I was wrong about Falcon Lake


I was wrong, I can admit it.  With all the talk of how Falcon Lake’s water level was down and the fish would be harder to catch, I bought into it.  I assumed the daily bags would be 20 to 25lb meaning a winning bag would be 80 to 100lb.

After Keith Combs brought 34-13lb’s to the scales on day one my assumption was blown out of the water.  Even if Keith only brings 25lb to the scales the next three days plus what he brought on day one, Keith will have around 109lb and break the century mark.

109lb won’t break the record held by Paul Elias for the biggest sack over a four day tourney (132-8).  Paul Elias set that record on Falcon Lake.  If Keith Combs can bring 34 to 35lbs to the scales everyday he could set a new record.  I can admit I was wrong, I didn't think the record had any chance of being broken.

Sure it’s only been one day, but that first day weight can be a good indicator of what it is going to take every day to win the tournament.  We will have to wait until Sunday to see if any angler can break the record.  I no longer think a 40 plus pound bag is out of the question.  This event is going to come down to big weights and who can find the most, big mamas to weigh-in.   

Friday, March 15, 2013

Ike on the bank: When is someone going to get really hurt?


In case you missed it Mike Iaconelli hit something while running down the Sabine River during the second day of competition of the “Elite Series Sabine River Challenge Presented by STARK Cultural Venues” According to reports both Ike and his marshal are ok.

This leads me to a question I have had for years.  Are anglers taking to many chances?  In 2011 on the Louisiana Delta anglers were running full throttle during dense fog relaying on Lowrance Radar to run through the fog.  I wrote about it back then and then talked to Dave Wolak about the issue as well.  You can read them her Part 1, part 2.
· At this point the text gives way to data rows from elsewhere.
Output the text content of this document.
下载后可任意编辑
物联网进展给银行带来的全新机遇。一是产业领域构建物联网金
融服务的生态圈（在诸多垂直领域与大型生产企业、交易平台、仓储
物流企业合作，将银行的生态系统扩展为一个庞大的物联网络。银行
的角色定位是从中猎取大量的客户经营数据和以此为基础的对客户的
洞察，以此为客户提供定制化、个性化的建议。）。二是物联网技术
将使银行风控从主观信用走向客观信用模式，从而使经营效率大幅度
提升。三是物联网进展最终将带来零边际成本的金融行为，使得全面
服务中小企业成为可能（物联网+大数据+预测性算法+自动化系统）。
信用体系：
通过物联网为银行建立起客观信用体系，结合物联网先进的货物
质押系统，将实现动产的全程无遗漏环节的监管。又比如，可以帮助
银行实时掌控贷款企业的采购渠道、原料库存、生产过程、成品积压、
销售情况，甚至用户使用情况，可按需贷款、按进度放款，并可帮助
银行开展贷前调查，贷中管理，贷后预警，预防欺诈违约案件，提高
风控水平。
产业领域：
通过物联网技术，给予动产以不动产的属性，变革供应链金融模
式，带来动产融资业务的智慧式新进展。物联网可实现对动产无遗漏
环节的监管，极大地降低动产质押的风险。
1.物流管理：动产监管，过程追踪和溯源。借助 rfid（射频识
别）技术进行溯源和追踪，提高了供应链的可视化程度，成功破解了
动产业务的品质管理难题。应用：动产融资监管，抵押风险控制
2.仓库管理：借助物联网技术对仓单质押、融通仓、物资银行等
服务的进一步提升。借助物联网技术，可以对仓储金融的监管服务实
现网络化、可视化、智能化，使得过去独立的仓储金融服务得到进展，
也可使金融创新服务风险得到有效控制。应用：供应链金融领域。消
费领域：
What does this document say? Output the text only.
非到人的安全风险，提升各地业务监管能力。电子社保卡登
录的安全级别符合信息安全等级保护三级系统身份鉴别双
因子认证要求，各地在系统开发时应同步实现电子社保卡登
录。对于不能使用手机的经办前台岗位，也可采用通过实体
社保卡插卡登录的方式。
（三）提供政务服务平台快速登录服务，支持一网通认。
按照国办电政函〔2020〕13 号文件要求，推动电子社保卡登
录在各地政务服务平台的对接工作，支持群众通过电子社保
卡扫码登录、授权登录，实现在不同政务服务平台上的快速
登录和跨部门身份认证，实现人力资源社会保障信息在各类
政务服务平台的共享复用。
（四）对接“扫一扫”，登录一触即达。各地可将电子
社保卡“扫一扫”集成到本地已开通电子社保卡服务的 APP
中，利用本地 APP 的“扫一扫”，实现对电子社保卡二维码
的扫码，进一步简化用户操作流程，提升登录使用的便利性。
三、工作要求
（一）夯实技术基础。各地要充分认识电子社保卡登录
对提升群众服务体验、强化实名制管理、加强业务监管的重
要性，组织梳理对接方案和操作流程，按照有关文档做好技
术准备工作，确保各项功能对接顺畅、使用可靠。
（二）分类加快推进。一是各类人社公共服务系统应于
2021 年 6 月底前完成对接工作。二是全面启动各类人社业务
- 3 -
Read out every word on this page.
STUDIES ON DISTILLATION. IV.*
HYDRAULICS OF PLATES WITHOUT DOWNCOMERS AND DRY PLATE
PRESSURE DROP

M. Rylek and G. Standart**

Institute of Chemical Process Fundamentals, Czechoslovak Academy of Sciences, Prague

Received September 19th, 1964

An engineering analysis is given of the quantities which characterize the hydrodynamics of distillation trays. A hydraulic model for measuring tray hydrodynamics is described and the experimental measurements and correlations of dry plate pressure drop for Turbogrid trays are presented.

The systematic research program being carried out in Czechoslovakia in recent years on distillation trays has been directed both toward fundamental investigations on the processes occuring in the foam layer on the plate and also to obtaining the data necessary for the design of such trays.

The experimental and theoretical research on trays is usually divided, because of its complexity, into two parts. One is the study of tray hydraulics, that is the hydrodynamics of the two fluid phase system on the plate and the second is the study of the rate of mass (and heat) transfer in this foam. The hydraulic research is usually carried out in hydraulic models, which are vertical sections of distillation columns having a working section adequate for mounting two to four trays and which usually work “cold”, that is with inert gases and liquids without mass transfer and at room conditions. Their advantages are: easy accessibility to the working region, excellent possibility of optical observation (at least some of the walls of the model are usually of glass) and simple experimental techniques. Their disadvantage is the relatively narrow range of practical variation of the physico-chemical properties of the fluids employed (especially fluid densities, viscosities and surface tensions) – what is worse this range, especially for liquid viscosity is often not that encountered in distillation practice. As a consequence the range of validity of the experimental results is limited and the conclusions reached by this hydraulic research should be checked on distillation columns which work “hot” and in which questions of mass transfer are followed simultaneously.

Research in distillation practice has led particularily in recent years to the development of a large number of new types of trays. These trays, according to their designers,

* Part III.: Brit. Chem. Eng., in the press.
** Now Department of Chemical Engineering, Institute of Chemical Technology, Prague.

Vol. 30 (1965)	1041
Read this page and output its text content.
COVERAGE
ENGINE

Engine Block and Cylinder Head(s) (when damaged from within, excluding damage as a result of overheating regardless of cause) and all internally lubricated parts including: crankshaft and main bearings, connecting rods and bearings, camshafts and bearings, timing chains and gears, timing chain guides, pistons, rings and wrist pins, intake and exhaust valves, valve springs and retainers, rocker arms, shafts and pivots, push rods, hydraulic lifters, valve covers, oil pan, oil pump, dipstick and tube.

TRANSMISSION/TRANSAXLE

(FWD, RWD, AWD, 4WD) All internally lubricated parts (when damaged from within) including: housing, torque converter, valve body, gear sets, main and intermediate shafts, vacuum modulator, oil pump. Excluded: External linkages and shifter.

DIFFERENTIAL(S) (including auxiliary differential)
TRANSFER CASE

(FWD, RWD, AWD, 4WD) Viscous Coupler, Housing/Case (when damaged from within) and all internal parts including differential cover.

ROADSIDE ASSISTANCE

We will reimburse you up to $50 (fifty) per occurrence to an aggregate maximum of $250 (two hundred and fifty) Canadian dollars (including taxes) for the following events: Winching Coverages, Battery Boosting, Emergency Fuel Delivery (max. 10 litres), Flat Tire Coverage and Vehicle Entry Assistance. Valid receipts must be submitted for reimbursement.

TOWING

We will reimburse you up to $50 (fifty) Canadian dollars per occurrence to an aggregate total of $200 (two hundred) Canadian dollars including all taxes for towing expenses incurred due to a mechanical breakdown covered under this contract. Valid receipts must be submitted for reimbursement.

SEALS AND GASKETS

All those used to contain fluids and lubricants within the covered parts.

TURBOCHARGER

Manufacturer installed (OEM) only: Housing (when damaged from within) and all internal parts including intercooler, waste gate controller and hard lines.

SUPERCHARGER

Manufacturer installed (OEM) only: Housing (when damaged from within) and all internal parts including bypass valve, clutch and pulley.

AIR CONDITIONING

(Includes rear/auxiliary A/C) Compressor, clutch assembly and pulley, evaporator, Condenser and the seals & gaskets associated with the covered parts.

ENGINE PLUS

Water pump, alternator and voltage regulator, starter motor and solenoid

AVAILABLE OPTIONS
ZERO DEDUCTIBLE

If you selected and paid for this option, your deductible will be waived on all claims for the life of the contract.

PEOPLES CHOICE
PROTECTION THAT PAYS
Reports before the tournament on the Sabine River had suggested that there were many things in the river that could cause issues for the anglers.  Ike seems to have proven it.  So I ask who is responsible the boat and motor companies for making bass boats that go 70 plus MPH or the anglers driving them.

That seems like a dumb question right, just thought I would ask because those trying to ban guns say it’s the guns fault not the morons shooting people with them, but that’s not something to get in to on this post.  Anyway, let’s be honest it’s the boats fault when they hit something.  Not the boat or the companies making the boat or motor.

Are the anglers pushed to run and gun?  I am not saying that BASS or FLW are saying you have to run and gun but the sport of competitive bass fishing makes it that way.  If you have to be in the top half of the field just to cash a small check of course you are going to run a bit on the edge.  You’re going to push it and perhaps be careless.

If an angler was getting paid no matter what they might be a bit safe.  Now I say that knowing that might not be true sure they all want to win and if running and gunning to each spot because you have 40 spots each day to fish (exaggeration) the angler might push it.

I guess it is a double edge sword.  The truth of the matter is each year we hear about anglers hitting things.  I think of SHINICHI FUKAE Hitting the Paris Landing Bridge well running back to the weigh in at the FLW Event on Kentucky Lake in 2011.

So how do we stop this from happening?  I honestly don’t know there is always going to be that sand bar an angler runs over and gets beached on.  But these sorts of things anglers ending up on the bank, or hitting a bridge can be stopped.  I worry that if something is not done an angler is going to be killed on the water in a tournament.  Something needs to be done before that happens for real.